The Reserve Bank today said that conversion of existing foreign bank branches into wholly-owned subsidiaries in India will neither attract any capital gains tax nor stamp duty.
“In this context... 'Special Provisions relating to Conversion of Indian Branch of a Foreign Bank into a Subsidiary Company' in Income Tax Act, 1961, inter alia, exempting capital gains arising from such conversion from capital gains tax, with effect from April 1, 2013,” RBI said in a release.
The RBI said it was receiving queries from foreign banks regarding capital gains tax and incidence of stamp duty on conversion of existing foreign bank branches into wholly owned subsidiaries.

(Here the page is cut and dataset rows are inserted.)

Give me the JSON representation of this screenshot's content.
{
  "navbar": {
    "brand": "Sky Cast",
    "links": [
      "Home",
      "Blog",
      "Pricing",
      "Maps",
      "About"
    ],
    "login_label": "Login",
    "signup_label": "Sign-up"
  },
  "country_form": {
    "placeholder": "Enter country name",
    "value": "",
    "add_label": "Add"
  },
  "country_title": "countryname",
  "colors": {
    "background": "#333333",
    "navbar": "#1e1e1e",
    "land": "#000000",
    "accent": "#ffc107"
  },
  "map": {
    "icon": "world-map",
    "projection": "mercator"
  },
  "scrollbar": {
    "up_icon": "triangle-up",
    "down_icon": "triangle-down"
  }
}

“As regards applicability of stamp duty... exempting from stamp duty any conversion of a branch of a foreign bank into wholly owned subsidiary or transfer of shareholding of a bank to a holding company,” RBI added.
Foreign bank desirous of converting their branches into wholly owned subsidiaries may take into account the above developments, the RBI said.

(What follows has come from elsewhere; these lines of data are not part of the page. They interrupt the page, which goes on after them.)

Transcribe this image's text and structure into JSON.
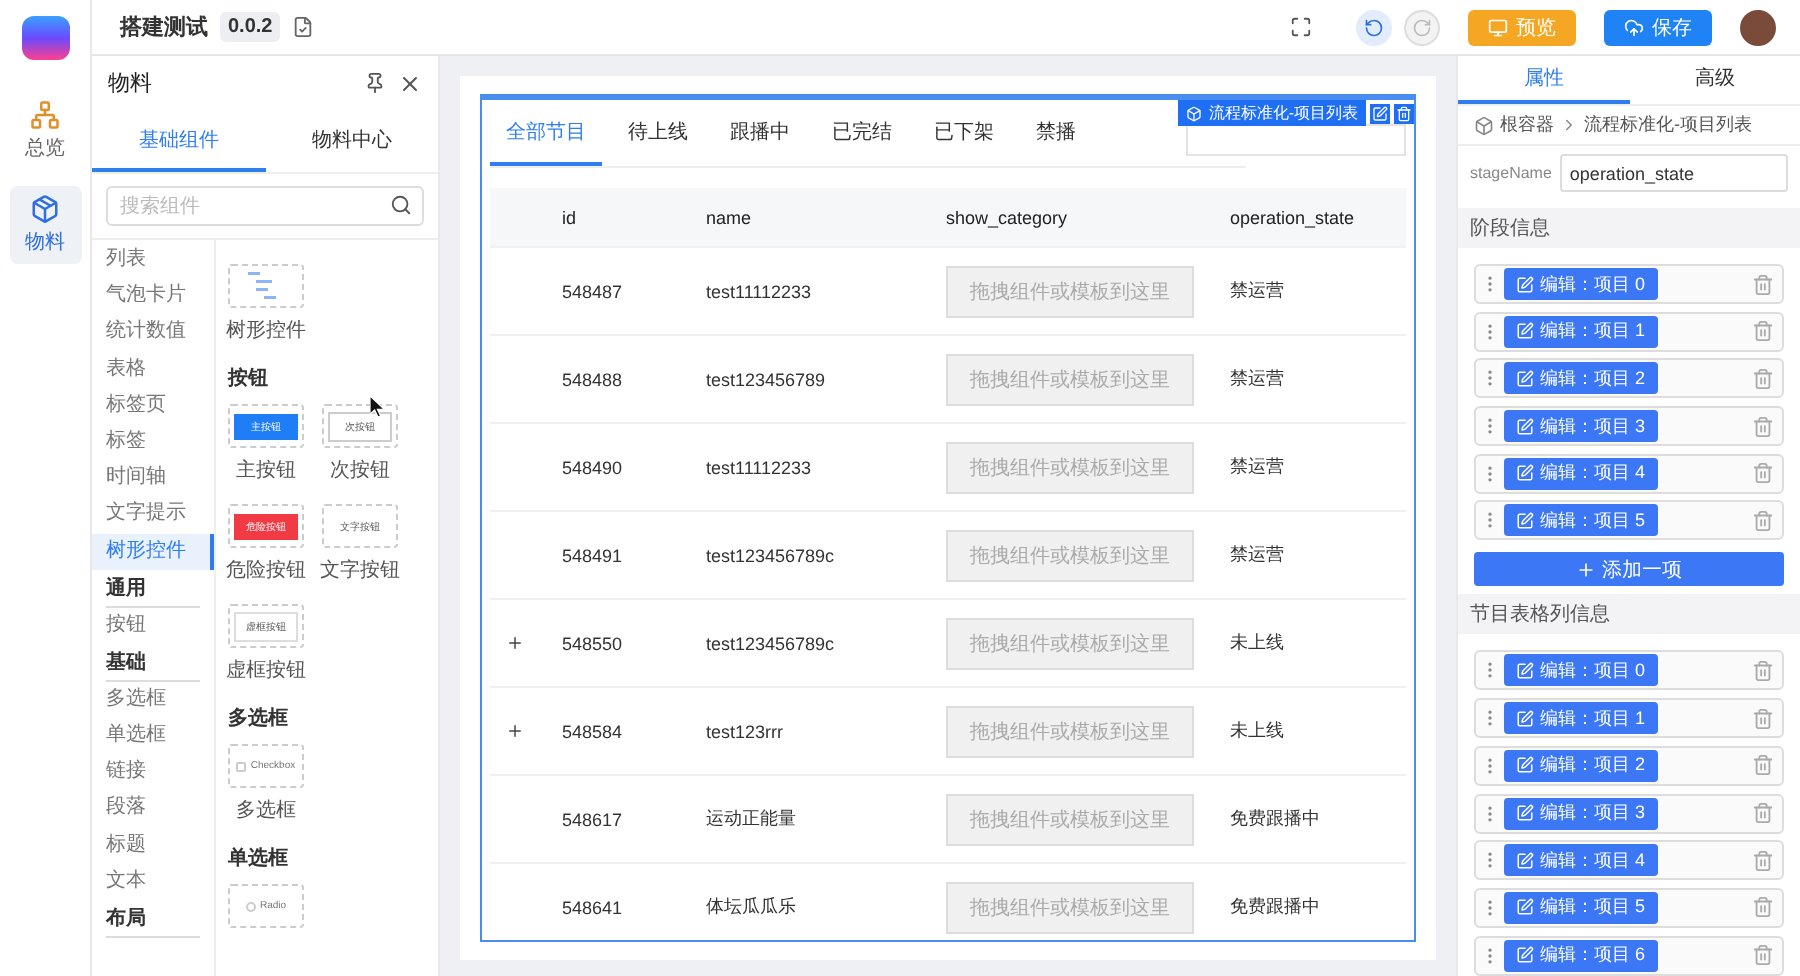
{
  "rail": {
    "items": [
      {
        "label": "总览",
        "selected": false,
        "kind": "overview"
      },
      {
        "label": "物料",
        "selected": true,
        "kind": "material"
      }
    ]
  },
  "topbar": {
    "title": "搭建测试",
    "version": "0.0.2",
    "undo_disabled": false,
    "redo_disabled": true,
    "preview_button": "预览",
    "save_button": "保存"
  },
  "materials": {
    "title": "物料",
    "tabs": [
      {
        "label": "基础组件",
        "selected": true
      },
      {
        "label": "物料中心",
        "selected": false
      }
    ],
    "search": {
      "placeholder": "搜索组件"
    },
    "categories": [
      {
        "kind": "item",
        "label": "列表",
        "selected": false
      },
      {
        "kind": "item",
        "label": "气泡卡片",
        "selected": false
      },
      {
        "kind": "item",
        "label": "统计数值",
        "selected": false
      },
      {
        "kind": "item",
        "label": "表格",
        "selected": false
      },
      {
        "kind": "item",
        "label": "标签页",
        "selected": false
      },
      {
        "kind": "item",
        "label": "标签",
        "selected": false
      },
      {
        "kind": "item",
        "label": "时间轴",
        "selected": false
      },
      {
        "kind": "item",
        "label": "文字提示",
        "selected": false
      },
      {
        "kind": "item",
        "label": "树形控件",
        "selected": true
      },
      {
        "kind": "heading",
        "label": "通用"
      },
      {
        "kind": "item",
        "label": "按钮",
        "selected": false
      },
      {
        "kind": "heading",
        "label": "基础"
      },
      {
        "kind": "item",
        "label": "多选框",
        "selected": false
      },
      {
        "kind": "item",
        "label": "单选框",
        "selected": false
      },
      {
        "kind": "item",
        "label": "链接",
        "selected": false
      },
      {
        "kind": "item",
        "label": "段落",
        "selected": false
      },
      {
        "kind": "item",
        "label": "标题",
        "selected": false
      },
      {
        "kind": "item",
        "label": "文本",
        "selected": false
      },
      {
        "kind": "heading",
        "label": "布局"
      }
    ],
    "sections": [
      {
        "cards": [
          {
            "kind": "tree",
            "label": "树形控件"
          }
        ]
      },
      {
        "heading": "按钮",
        "cards": [
          {
            "kind": "button",
            "preview_text": "主按钮",
            "label": "主按钮"
          },
          {
            "kind": "button",
            "preview_text": "次按钮",
            "label": "次按钮"
          },
          {
            "kind": "button",
            "preview_text": "危险按钮",
            "label": "危险按钮"
          },
          {
            "kind": "button",
            "preview_text": "文字按钮",
            "label": "文字按钮"
          },
          {
            "kind": "button",
            "preview_text": "虚框按钮",
            "label": "虚框按钮"
          }
        ]
      },
      {
        "heading": "多选框",
        "cards": [
          {
            "kind": "checkbox",
            "preview_text": "Checkbox",
            "label": "多选框"
          }
        ]
      },
      {
        "heading": "单选框",
        "cards": [
          {
            "kind": "radio",
            "preview_text": "Radio"
          }
        ]
      }
    ]
  },
  "canvas": {
    "component_label": "流程标准化-项目列表",
    "tabs": [
      {
        "label": "全部节目",
        "selected": true
      },
      {
        "label": "待上线",
        "selected": false
      },
      {
        "label": "跟播中",
        "selected": false
      },
      {
        "label": "已完结",
        "selected": false
      },
      {
        "label": "已下架",
        "selected": false
      },
      {
        "label": "禁播",
        "selected": false
      }
    ],
    "table": {
      "columns": [
        "id",
        "name",
        "show_category",
        "operation_state"
      ],
      "rows": [
        {
          "expandable": false,
          "id": "548487",
          "name": "test11112233",
          "show_category": "拖拽组件或模板到这里",
          "operation_state": "禁运营"
        },
        {
          "expandable": false,
          "id": "548488",
          "name": "test123456789",
          "show_category": "拖拽组件或模板到这里",
          "operation_state": "禁运营"
        },
        {
          "expandable": false,
          "id": "548490",
          "name": "test11112233",
          "show_category": "拖拽组件或模板到这里",
          "operation_state": "禁运营"
        },
        {
          "expandable": false,
          "id": "548491",
          "name": "test123456789c",
          "show_category": "拖拽组件或模板到这里",
          "operation_state": "禁运营"
        },
        {
          "expandable": true,
          "id": "548550",
          "name": "test123456789c",
          "show_category": "拖拽组件或模板到这里",
          "operation_state": "未上线"
        },
        {
          "expandable": true,
          "id": "548584",
          "name": "test123rrr",
          "show_category": "拖拽组件或模板到这里",
          "operation_state": "未上线"
        },
        {
          "expandable": false,
          "id": "548617",
          "name": "运动正能量",
          "show_category": "拖拽组件或模板到这里",
          "operation_state": "免费跟播中"
        },
        {
          "expandable": false,
          "id": "548641",
          "name": "体坛瓜瓜乐",
          "show_category": "拖拽组件或模板到这里",
          "operation_state": "免费跟播中"
        }
      ]
    }
  },
  "properties": {
    "tabs": [
      {
        "label": "属性",
        "selected": true
      },
      {
        "label": "高级",
        "selected": false
      }
    ],
    "breadcrumb": [
      "根容器",
      "流程标准化-项目列表"
    ],
    "field": {
      "label": "stageName",
      "value": "operation_state"
    },
    "sections": [
      {
        "title": "阶段信息",
        "items": [
          "编辑：项目 0",
          "编辑：项目 1",
          "编辑：项目 2",
          "编辑：项目 3",
          "编辑：项目 4",
          "编辑：项目 5"
        ],
        "add_button": "添加一项"
      },
      {
        "title": "节目表格列信息",
        "items": [
          "编辑：项目 0",
          "编辑：项目 1",
          "编辑：项目 2",
          "编辑：项目 3",
          "编辑：项目 4",
          "编辑：项目 5",
          "编辑：项目 6"
        ]
      }
    ]
  }
}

Earlier this month, RBI had said that foreign banks with complex structures and which do not provide adequate disclosures would have to operate in India only through wholly-owned subsidiaries (WoS) in order to regulate and avoid 2008-like crisis.
It also allowed foreign banks to list their subsidiaries in the local stock exchanges.

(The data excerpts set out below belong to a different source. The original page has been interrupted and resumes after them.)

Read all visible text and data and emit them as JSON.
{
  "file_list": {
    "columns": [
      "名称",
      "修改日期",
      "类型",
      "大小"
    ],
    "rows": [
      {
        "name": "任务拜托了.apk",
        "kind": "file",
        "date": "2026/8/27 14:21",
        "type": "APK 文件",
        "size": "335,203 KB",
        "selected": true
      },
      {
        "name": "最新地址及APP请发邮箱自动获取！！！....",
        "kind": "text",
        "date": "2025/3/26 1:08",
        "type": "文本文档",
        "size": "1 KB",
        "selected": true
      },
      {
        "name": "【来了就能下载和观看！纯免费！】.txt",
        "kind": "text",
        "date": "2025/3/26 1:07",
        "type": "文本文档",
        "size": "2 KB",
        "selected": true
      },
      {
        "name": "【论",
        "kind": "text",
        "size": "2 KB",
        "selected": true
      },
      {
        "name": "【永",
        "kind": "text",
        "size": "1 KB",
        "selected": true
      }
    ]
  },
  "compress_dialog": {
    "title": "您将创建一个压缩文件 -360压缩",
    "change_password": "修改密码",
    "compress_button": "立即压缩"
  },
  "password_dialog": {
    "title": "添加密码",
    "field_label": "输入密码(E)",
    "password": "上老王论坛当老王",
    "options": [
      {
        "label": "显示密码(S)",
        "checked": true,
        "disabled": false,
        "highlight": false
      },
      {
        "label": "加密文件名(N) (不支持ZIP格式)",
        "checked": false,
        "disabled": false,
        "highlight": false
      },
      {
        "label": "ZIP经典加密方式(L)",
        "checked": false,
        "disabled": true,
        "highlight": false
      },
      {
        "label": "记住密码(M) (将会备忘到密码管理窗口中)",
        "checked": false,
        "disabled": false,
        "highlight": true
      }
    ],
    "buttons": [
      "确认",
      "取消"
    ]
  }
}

The initial minimum paid-up equity capital or net worth for a WOS should be Rs 500 crore, RBI had said.
However, it gave the foreign banks operating in India before August 2010 the option to continue their operations in branch model.
There were 43 foreign banks in India with a network of 333 branches as of March 2013. At present, foreign banks have presence in India only through branches.
The guidelines were issued on the back of 2008 global financial crisis, which according to the RBI has shown that growing complexity and inter-connectedness of financial institutions have compromised the ability of home and host authorities to cope with the failure of big banks.